Homem, por que és tão vil a teus olhos, tu que és tão precioso para
Deus? Por que, tão honrado por Deus, te desonras a ti mesmo deste modo?
Por que indagas donde foste feito e não te preocupas para o que foste
feito? Esta casa do mundo que vês, não foi toda ela feita para ti? A luz
que te foi dada afasta as trevas que te cercam; por tua causa, foi
regulada a noite, medido o dia; para ti o céu, com os vários fulgores do
sol, da lua, das estrelas, se irradia, para ti a terra se embeleza de
flores, de bosques, de frutos; para ti foi criada no ar, nos campos, na
água, linda multidão formada de animais estupendos, para que a triste
solidão não perturbasse a alegria do novo mundo.
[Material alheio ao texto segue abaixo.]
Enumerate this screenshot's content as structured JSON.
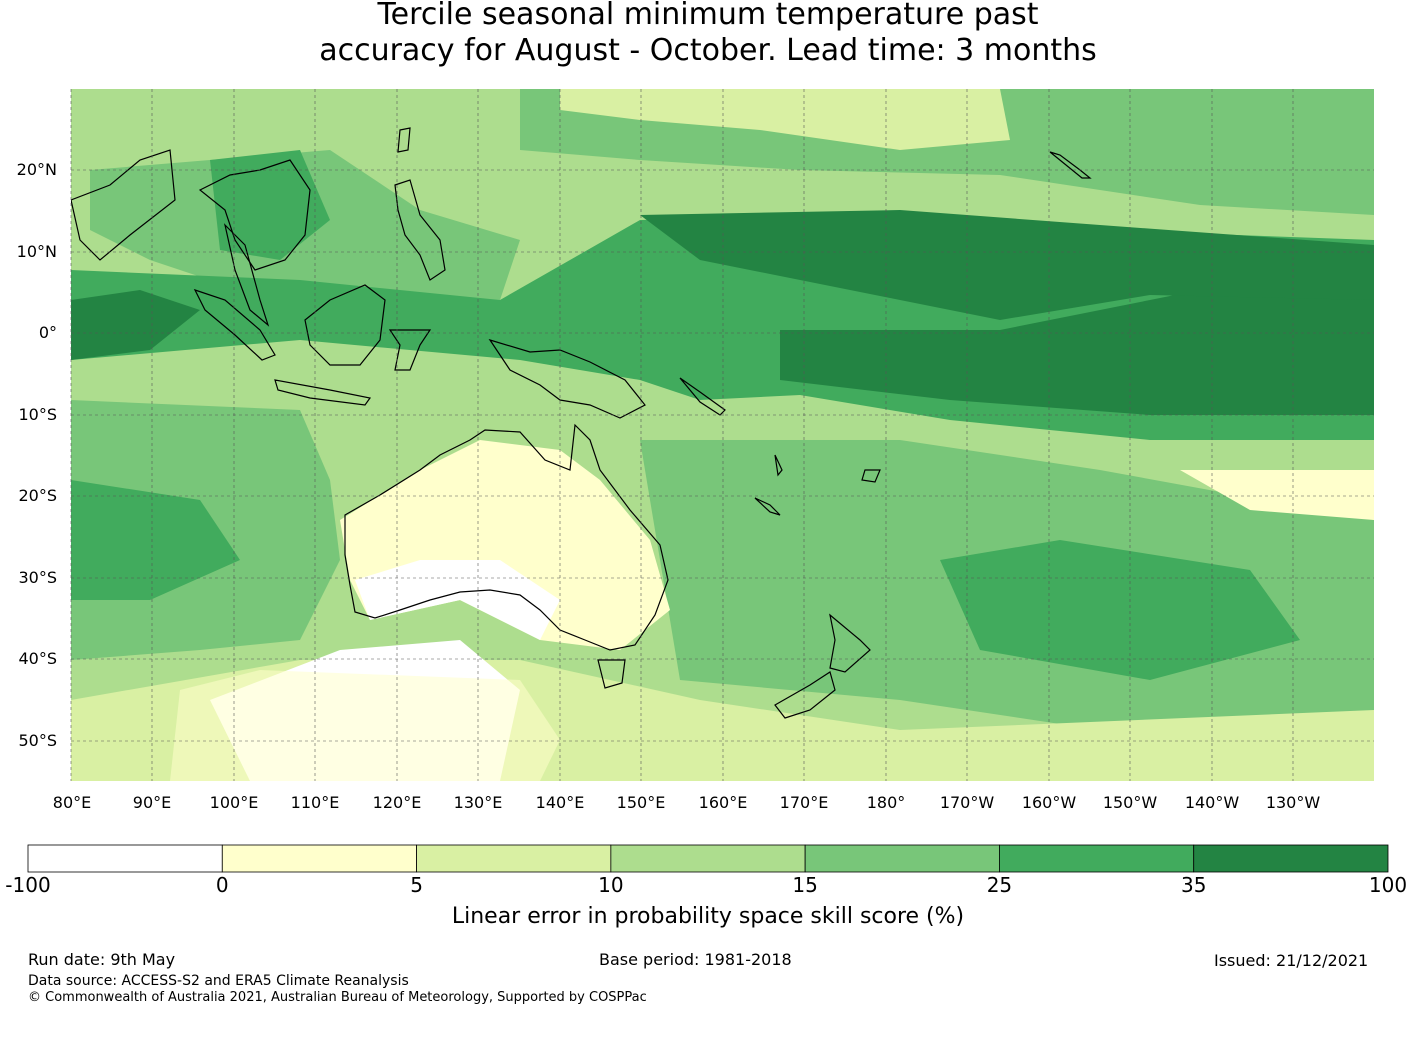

O Criador ainda imagina algo mais para tua honra: põe em ti sua imagem,
para que a imagem visível torne presente na terra o invisível Criador; e
te colocou no mundo como seu representante, para que tão vasto domínio
do universo não fosse lesado por esse representante do Senhor. Aquilo
que por si mesmo fez em ti, Deus, com clemência assumiu em si; e quis
ser verdadeiramente visto no homem, em quem antes apenas aparecia em
imagem. Concedeu que fosse a realidade quem antes recebera ser a
semelhança.
Nasce, portanto, Cristo, a fim de por seu nascimento tornar de novo
íntegra a natureza; aceita a infância, sujeita-se a ser nutrido, cresce
pelo passar dos anos, para renovar a idade una, perfeita e eterna, que
ele mesmo fizera; traz em si o homem, de forma a não mais poder cair; a
quem fizera terreno, fá-lo celeste; ao animado apenas pelo espírito
humano, vivifica pelo espírito divino; e assim leva-o todo para Deus, de
modo que nada de pecado, de morte, de sofrimento, de dores, tudo de
terreno, nada reste, pelo dom de nosso Senhor Jesus Cristo, que com o
Pai vive e reina na unidade do Espírito Santo, Deus, agora e sempre
pelos séculos infinitos. Amém.
Responsório Cf. 1Pd 2,4a.5a; Sl 117(118),22b
R. Aproximai-vos do Senhor, a Pedra viva,
* E quais outras pedras vivas, também vós,
construí-vos como casa espiritual;
dedicai-vos a um santo sacerdócio,
oferecendo sacrifícios espirituais
agradáveis a Deus Pai, por Jesus Cristo.
V. A pedra, que os pedreiros rejeitaram,
tornou-se agora a pedra angular.
* E quais outras.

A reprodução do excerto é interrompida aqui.